Chennai: YouTuber and whistleblower ‘Savukku’ Shankar on Monday alleged that there was a plan to “kill him” at the Coimbatore Central Prison where he is lodged for the past 10 days, even as the Chennai City Police invoked the stringent Goondas Act in a case involving using forged documents in an interview.
Shankar, who was arrested on May 4 for making derogatory and defamatory remarks against women police personnel, claimed on Monday while he was brought to a hospital for a medical check-up that his hand was broken by Coimbatore Central Prison Superintendent Senthil Kumar.
“He (Senthil Kumar) is the one who broke my hand in the prison. My life is under threat from (him). I will be killed in Coimbatore prison,” Shankar said on Monday.
His comments came as the Chennai Police Commissioner Sandeep Rai Rathore invoked the stringent Goondas Act against Shankar, against whom seven cases are already pending. A statement said of the 7 cases, three are under investigation, and chargesheets have been filed in two cases, and the remaining two are pending in courts.
Shankar made defamatory comments against women police personnel alleging that they make compromises with senior officials to get postings in the department. At one point in the interview, Shankar also calls a police officer a “scoundrel.” Police also arrested Felix Gerald, the YouTuber who aired the interview.

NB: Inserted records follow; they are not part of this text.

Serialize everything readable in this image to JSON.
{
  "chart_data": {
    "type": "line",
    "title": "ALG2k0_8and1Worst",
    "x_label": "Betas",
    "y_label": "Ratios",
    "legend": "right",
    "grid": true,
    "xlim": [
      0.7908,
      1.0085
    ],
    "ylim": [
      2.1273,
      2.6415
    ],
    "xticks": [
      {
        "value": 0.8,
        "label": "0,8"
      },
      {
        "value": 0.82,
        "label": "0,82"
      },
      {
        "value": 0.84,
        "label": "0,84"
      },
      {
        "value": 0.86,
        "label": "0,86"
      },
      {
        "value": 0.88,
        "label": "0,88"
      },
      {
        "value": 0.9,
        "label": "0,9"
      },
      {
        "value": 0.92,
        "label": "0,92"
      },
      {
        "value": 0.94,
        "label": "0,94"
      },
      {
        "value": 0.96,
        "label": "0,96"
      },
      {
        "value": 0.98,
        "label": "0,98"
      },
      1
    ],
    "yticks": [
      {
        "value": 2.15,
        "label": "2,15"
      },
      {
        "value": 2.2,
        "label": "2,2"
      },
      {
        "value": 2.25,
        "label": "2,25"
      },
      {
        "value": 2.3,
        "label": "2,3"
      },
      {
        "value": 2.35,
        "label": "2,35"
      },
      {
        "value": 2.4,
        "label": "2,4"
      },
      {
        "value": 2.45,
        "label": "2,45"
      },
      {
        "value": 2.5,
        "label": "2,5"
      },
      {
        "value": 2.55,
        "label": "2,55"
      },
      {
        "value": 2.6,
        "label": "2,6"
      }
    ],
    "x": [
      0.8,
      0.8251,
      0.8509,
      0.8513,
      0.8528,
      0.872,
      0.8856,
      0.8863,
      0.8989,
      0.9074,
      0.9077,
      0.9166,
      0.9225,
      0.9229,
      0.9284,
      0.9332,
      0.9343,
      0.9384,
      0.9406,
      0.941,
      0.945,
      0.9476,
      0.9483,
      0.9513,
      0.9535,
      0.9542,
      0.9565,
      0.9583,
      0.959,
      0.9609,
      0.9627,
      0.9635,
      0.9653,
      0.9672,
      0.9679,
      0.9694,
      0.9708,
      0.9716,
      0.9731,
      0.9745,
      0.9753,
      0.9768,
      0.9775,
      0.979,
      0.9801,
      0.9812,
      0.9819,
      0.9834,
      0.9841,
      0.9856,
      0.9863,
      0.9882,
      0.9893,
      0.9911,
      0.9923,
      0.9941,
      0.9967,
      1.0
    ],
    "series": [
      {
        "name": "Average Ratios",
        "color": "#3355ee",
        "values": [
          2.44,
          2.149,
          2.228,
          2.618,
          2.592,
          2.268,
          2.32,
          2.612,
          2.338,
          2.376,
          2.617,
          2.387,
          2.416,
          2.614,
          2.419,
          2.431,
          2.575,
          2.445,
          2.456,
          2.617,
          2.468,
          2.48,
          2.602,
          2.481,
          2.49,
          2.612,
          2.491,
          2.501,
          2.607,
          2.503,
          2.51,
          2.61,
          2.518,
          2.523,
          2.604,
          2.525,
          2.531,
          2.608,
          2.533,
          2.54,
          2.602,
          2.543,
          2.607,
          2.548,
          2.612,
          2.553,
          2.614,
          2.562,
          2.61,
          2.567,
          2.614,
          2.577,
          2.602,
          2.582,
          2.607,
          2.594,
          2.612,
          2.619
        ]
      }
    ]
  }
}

While the arrest of Shankar and Gerald have led to a debate on social media, almost all political parties in Tamil Nadu have refrained from condemning their arrest, though they had come out in support of the YouTuber when cases were filed against his colleagues from Savukku Media.
Publisher Badri Seshadri criticised the DMK government for foisting cases against Shankar, saying the dispensation has shown how far they would go to crush someone if they decide to do so.
“Narcotics act, and now Goondas Act? However, justice is not served by such actions. This is also going to be a test of 'hate speech' related laws, including T.N. Prohibition of Harassment of Women Act. Day in and day out, DMK sympathisers write unprintable things, most notably against the honourable Finance Minister of India, Nirmala Sitharaman. We do not see the application of this law at all,” Seshadri said.
Shankar and Gerald are vociferous in their criticism against the DMK government led by Chief Minister M K Stalin. The duo had come under criticism in the past for going “overboard” in their criticism of the Chief Minister and his cabinet colleagues by dragging their personal lives.
Shankar, a former employee of the Directorate of Vigilance and Anti-Corruption (DVAC), is a regular on Tamil YouTube channels and is a known critic of the DMK government.
He spent over two months in jail in 2022 after the Madurai Bench of the Madras High Court sentenced him to six months in jail in a suo motu contempt proceedings against him for his statement that “the entire higher judiciary is riddled with corruption.”